Detection tools, meanwhile, have their own considerable limitations. They are not truth machines. Even the most capable systems fail with enough frequency to matter, and most return only a confidence percentage without any explanation of the underlying reasoning. "Detection tools should never be used as a sole signal to determine action," Ajder cautions.

Five Steps Anyone Can Take to Verify Images

Until the infrastructure for large-scale content provenance exists, the responsibility for verification falls on individuals. Van Ess offers five practical steps—not foolproof guarantees, but meaningful ways to slow the spread of manipulated content.

1. Watch for the Hollywood Effect

If an image looks unnervingly cinematic—too dramatically lit, too perfectly composed, too symmetrical for a chaotic situation—treat that as a warning sign. Real crisis footage is rarely polished. If everyone in the frame looks ready for a close-up, something may not be right.

2. Run Multiple Reverse Image Searches

Google Lens, Yandex, and TinEye each index different sources and return different results. Using only one is insufficient. Critically, the absence of any match no longer confirms originality—it may mean the image has no photographic origin at all.

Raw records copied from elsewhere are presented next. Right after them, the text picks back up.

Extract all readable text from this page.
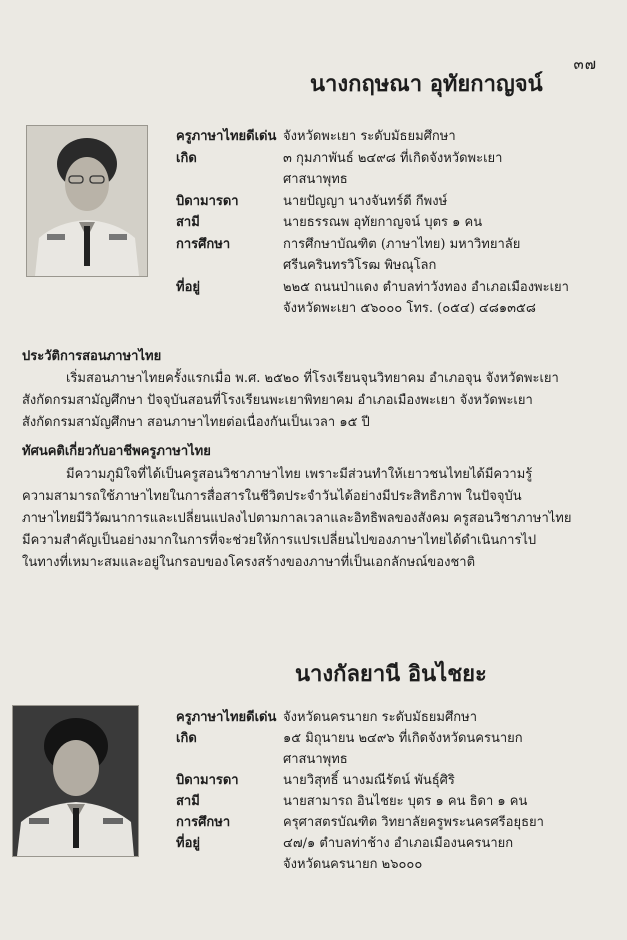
๓๗
นางกฤษณา อุทัยกาญจน์
ครูภาษาไทยดีเด่น จังหวัดพะเยา ระดับมัธยมศึกษา
เกิด	๓ กุมภาพันธ์ ๒๔๙๘ ที่เกิดจังหวัดพะเยา
ศาสนาพุทธ
บิดามารดา	นายปัญญา นางจันทร์ดี กีพงษ์
สามี	นายธรรณพ อุทัยกาญจน์ บุตร ๑ คน
การศึกษา	การศึกษาบัณฑิต (ภาษาไทย) มหาวิทยาลัย
ศรีนครินทรวิโรฒ พิษณุโลก
ที่อยู่	๒๒๕ ถนนป่าแดง ตำบลท่าวังทอง อำเภอเมืองพะเยา
จังหวัดพะเยา ๕๖๐๐๐ โทร. (๐๕๔) ๔๘๑๓๕๘
ประวัติการสอนภาษาไทย

เริ่มสอนภาษาไทยครั้งแรกเมื่อ พ.ศ. ๒๕๒๐ ที่โรงเรียนจุนวิทยาคม อำเภอจุน จังหวัดพะเยา

สังกัดกรมสามัญศึกษา ปัจจุบันสอนที่โรงเรียนพะเยาพิทยาคม อำเภอเมืองพะเยา จังหวัดพะเยา

สังกัดกรมสามัญศึกษา สอนภาษาไทยต่อเนื่องกันเป็นเวลา ๑๕ ปี

ทัศนคติเกี่ยวกับอาชีพครูภาษาไทย

มีความภูมิใจที่ได้เป็นครูสอนวิชาภาษาไทย เพราะมีส่วนทำให้เยาวชนไทยได้มีความรู้

ความสามารถใช้ภาษาไทยในการสื่อสารในชีวิตประจำวันได้อย่างมีประสิทธิภาพ ในปัจจุบัน

ภาษาไทยมีวิวัฒนาการและเปลี่ยนแปลงไปตามกาลเวลาและอิทธิพลของสังคม ครูสอนวิชาภาษาไทย

มีความสำคัญเป็นอย่างมากในการที่จะช่วยให้การแปรเปลี่ยนไปของภาษาไทยได้ดำเนินการไป

ในทางที่เหมาะสมและอยู่ในกรอบของโครงสร้างของภาษาที่เป็นเอกลักษณ์ของชาติ

นางกัลยานี อินไชยะ
ครูภาษาไทยดีเด่น จังหวัดนครนายก ระดับมัธยมศึกษา
เกิด	๑๕ มิถุนายน ๒๔๙๖ ที่เกิดจังหวัดนครนายก
ศาสนาพุทธ
บิดามารดา	นายวิสุทธิ์ นางมณีรัตน์ พันธุ์ศิริ
สามี	นายสามารถ อินไชยะ บุตร ๑ คน ธิดา ๑ คน
การศึกษา	ครุศาสตรบัณฑิต วิทยาลัยครูพระนครศรีอยุธยา
ที่อยู่	๔๗/๑ ตำบลท่าช้าง อำเภอเมืองนครนายก
จังหวัดนครนายก ๒๖๐๐๐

3. Examine the Margins, Not the Focal Point

Skip the obvious landmark or central figure and look instead at the background details: street signs, manhole covers, shadow angles, peripheral objects. These are the areas where inconsistencies tend to appear, because they are the parts that anyone generating a fake is least likely to scrutinize.

4. Use Detection Tools as Starting Points, Not Conclusions

A confidence score without supporting explanation is not evidence. Tools that trace where an image first appeared online or cross-reference it against fact-checker databases are substantially more useful than a single percentage rating. ImageWhisperer is one freely available tool that combines several of these signals.

5. Trace Back to Patient Zero

Follow an image to its earliest verifiable appearance online. Authentic material almost always arrives attached to a source—a named photographer, a witness, a specific location. Synthetic content tends to surface without friction: anonymous, already formatted for sharing, and curiously polished from the start.

The Long-Term Answer Is Provenance, Not Just Detection

Ajder, who has advised major companies including Adobe and Synthesia, argues that chasing fake content after the fact is an unwinnable race. The more durable solution is provenance—building systems capable of verifying where content originated rather than perpetually trying to identify what has been falsified. That infrastructure does not yet exist at scale.

Until it does, the burden does not disappear. It shifts to the people consuming content in real time. In an environment where synthetic media travels faster than any verification system can respond, the most meaningful defense available may be behavioral: a moment of hesitation before sharing. A few minutes of scrutiny in a system specifically designed to reward none.